The U.S. wasn’t supposed to be this exposed to the global market’s whims.
The advent of fracking that kicked off the U.S. oil boom in the late 2000s raised hopes of a new era of so-called energy independence. In this scenario, the newly oil-rich United States could pull back from the Middle East, insulate itself from volatile market shifts and retreat into a comfortable shell of energy self-sufficiency.
The reality has been far different, said Ben Cahill, a senior fellow at the Center for Strategic and International Studies.
“People assumed [the shale boom] would bring a massive change in geopolitics and that this would fundamentally change the U.S. relationship with OPEC and we’d chart this path towards energy independence that would really upend energy geopolitics,” Cahill said in an interview. “That just hasn’t happened.
“We’re the largest oil producer in the world,” he said. “We’re the largest natural gas producer in the world. But the reality is that energy prices in the U.S. are still dependent on global markets.”
That’s because even as oil fields in states like Texas, New Mexico and North Dakota have propelled the United States to the top of the oil producer charts, regional markets still find it easier to import certain grades of crude oil from Canada, Mexico, Saudi Arabia and elsewhere. The U.S. still imports about 40 percent of the oil it consumes, even though exports of crude and petroleum products continue to outstrip those shipments.
No matter how much oil the United States produces, it’s still a familiar story, said Amy Jaffe, a global affairs professor at New York University: Gasoline prices rise when the world’s major economies run hot, and fall when they’re not.
“We believed because the U.S. could drill and be successful that we were in this permanent age of abundance,” Jaffe said in an interview. ”But we’re still facing this fundamental question of how cyclical will this industry continues to be.”
The 2022 run-up in fuel prices occurred after a rare one-two punch when U.S. fuel demand rebounded after a pandemic-driven market crash, and after the invasion of Ukraine led European nations to cut imports from Russia, scrambling trade flows.
This summer’s rally, however, has largely been driven by the decision by OPEC and Russia to withhold supplies to ensure prices don’t weaken. And the cuts by Saudi Arabia in particular of 1 million barrels per day on top of the OPEC+ agreement have put a spotlight on Washington’s fraught relationship with the kingdom.
The United States’ growth transformation into a production heavyweight may lead some politicians to believe they could be more aggressive with Saudi Arabia when it came to human rights — Biden had promised in 2020 to make Crown Prince Mohammed bin Salman a “pariah” over the regime’s murder of a dissident journalist.
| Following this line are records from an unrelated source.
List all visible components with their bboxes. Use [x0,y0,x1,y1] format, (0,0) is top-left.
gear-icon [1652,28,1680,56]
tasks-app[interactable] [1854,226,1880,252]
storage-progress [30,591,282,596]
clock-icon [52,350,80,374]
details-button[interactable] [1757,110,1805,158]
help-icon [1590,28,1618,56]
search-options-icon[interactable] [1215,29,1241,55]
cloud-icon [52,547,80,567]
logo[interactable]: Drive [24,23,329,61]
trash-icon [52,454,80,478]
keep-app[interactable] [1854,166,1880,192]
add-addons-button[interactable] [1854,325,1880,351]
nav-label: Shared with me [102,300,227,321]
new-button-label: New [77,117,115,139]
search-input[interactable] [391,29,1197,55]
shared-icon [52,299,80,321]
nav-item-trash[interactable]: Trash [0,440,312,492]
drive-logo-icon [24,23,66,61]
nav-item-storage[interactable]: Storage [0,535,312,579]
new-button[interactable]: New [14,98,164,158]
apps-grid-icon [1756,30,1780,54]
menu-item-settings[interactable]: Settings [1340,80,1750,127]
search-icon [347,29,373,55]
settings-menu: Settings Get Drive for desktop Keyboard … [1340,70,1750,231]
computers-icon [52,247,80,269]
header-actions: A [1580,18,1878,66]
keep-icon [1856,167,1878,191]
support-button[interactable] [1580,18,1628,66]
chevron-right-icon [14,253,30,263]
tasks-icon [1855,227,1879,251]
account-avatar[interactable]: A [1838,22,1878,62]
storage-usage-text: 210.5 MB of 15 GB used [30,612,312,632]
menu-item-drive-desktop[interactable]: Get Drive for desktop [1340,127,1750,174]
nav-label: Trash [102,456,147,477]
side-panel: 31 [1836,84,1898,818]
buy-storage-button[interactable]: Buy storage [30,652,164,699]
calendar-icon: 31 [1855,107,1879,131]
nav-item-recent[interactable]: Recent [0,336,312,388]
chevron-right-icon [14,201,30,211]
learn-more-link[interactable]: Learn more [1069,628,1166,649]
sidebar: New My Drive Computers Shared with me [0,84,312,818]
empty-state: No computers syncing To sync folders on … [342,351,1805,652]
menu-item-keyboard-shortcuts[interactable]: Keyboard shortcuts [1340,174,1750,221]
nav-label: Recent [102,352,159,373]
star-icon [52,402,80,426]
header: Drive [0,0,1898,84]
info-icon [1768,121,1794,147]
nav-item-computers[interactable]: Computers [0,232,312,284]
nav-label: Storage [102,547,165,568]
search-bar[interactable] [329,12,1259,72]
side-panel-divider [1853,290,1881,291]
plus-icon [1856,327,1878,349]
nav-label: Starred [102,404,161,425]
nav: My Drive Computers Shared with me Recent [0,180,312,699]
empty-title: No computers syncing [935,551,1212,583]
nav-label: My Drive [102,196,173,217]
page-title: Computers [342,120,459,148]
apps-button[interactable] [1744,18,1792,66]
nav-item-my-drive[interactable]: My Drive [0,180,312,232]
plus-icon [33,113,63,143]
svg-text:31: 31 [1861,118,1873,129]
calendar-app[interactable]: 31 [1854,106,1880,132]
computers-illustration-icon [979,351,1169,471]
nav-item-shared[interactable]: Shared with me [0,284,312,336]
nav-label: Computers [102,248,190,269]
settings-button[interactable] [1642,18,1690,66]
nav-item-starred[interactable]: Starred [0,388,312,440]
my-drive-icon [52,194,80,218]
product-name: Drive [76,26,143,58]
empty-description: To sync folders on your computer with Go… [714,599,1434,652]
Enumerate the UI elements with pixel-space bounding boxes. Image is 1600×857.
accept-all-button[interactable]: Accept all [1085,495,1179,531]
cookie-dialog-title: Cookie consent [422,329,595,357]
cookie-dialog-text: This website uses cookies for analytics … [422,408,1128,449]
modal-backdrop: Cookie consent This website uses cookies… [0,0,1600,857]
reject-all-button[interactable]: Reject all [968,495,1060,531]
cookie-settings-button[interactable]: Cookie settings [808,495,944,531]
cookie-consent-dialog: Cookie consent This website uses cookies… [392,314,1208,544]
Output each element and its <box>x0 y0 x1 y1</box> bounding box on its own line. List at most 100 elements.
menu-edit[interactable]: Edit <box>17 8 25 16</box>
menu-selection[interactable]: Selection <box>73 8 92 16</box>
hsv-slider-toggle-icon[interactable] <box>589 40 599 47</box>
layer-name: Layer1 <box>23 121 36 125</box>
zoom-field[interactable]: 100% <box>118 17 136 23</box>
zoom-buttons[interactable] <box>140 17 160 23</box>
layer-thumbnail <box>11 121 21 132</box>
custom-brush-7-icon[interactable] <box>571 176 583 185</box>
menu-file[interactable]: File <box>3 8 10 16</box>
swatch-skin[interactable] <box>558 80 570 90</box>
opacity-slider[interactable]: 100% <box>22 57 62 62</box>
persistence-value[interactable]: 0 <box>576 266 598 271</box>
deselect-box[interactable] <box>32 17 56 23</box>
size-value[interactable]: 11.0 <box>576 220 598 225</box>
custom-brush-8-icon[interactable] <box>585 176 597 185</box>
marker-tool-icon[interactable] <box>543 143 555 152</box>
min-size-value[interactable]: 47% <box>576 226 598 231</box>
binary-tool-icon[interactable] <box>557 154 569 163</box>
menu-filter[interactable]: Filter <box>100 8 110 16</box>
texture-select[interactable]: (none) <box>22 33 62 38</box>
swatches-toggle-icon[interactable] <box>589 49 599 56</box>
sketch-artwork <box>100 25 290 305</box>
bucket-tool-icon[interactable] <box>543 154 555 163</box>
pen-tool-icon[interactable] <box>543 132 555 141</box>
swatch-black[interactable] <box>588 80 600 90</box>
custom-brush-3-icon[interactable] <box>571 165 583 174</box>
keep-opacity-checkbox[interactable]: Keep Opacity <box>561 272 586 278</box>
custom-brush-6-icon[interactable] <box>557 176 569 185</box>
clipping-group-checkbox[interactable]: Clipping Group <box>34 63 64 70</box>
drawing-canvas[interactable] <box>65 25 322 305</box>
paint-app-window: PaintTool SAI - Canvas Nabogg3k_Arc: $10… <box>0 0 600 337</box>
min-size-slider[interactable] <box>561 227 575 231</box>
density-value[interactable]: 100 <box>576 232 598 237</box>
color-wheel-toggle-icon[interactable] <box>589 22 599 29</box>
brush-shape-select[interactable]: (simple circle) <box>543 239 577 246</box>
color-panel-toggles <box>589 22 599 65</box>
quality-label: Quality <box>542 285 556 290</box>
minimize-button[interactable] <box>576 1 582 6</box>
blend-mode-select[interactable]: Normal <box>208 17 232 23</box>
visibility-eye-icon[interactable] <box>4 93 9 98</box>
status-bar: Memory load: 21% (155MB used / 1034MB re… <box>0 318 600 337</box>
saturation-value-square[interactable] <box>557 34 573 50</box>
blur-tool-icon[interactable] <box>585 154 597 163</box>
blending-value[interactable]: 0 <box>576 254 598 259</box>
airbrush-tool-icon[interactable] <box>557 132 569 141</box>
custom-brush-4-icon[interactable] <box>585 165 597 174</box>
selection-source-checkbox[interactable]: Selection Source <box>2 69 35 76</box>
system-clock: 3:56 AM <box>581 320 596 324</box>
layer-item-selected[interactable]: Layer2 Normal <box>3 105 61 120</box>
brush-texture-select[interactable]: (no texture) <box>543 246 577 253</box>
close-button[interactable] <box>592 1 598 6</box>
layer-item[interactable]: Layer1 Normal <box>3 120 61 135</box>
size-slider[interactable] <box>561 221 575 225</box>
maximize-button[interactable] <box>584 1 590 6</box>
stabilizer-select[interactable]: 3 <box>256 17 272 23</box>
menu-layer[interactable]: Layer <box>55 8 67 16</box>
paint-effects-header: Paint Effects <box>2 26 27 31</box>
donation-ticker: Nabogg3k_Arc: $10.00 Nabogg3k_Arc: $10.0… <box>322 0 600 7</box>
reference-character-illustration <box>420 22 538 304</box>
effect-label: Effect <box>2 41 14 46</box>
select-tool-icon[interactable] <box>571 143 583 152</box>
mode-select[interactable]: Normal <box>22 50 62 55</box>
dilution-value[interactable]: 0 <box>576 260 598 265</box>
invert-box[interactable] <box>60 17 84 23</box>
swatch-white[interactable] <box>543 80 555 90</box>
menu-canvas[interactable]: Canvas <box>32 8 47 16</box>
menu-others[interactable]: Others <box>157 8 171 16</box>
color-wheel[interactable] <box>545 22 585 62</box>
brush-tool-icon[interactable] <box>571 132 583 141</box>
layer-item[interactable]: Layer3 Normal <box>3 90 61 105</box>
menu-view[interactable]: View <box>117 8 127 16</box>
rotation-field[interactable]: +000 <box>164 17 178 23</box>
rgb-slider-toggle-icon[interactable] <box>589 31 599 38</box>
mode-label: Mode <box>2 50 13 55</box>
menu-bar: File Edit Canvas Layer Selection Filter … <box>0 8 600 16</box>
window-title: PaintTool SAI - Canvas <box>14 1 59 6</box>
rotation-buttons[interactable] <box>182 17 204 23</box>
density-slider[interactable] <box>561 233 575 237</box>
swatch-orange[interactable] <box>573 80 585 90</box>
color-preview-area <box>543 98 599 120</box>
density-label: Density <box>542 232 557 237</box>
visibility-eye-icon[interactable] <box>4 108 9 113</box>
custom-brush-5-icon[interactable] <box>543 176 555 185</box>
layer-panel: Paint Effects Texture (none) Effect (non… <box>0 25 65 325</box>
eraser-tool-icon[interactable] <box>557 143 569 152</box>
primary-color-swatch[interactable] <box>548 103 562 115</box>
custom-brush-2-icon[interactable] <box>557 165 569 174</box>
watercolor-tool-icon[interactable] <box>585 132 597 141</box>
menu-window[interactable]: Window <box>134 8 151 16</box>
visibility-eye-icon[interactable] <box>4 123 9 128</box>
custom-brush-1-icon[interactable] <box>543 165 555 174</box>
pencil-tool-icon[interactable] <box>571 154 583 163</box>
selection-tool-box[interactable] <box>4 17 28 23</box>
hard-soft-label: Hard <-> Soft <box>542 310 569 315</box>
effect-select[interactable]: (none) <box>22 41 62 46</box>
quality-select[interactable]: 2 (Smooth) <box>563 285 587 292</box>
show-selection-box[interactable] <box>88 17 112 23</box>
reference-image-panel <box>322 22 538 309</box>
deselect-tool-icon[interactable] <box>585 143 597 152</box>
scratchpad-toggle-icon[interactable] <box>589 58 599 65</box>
But that attitude only goes so far once prices at the pump tick up, analysts said.
“The U.S./Saudi relationship has deteriorated since the U.S. has become less energy dependent on the Middle East, but they are still viewed as strategic partners,” Tamas Varga, market analyst at PVM Oil Associates, said via email. “Saudi Arabia plays an important role to represent U.S. interests in the region and the U.S. is a significant supplier of weapons to the Kingdom. Saudi Arabia, however, has its own agenda in the oil market which is contradictory to U.S. interest.”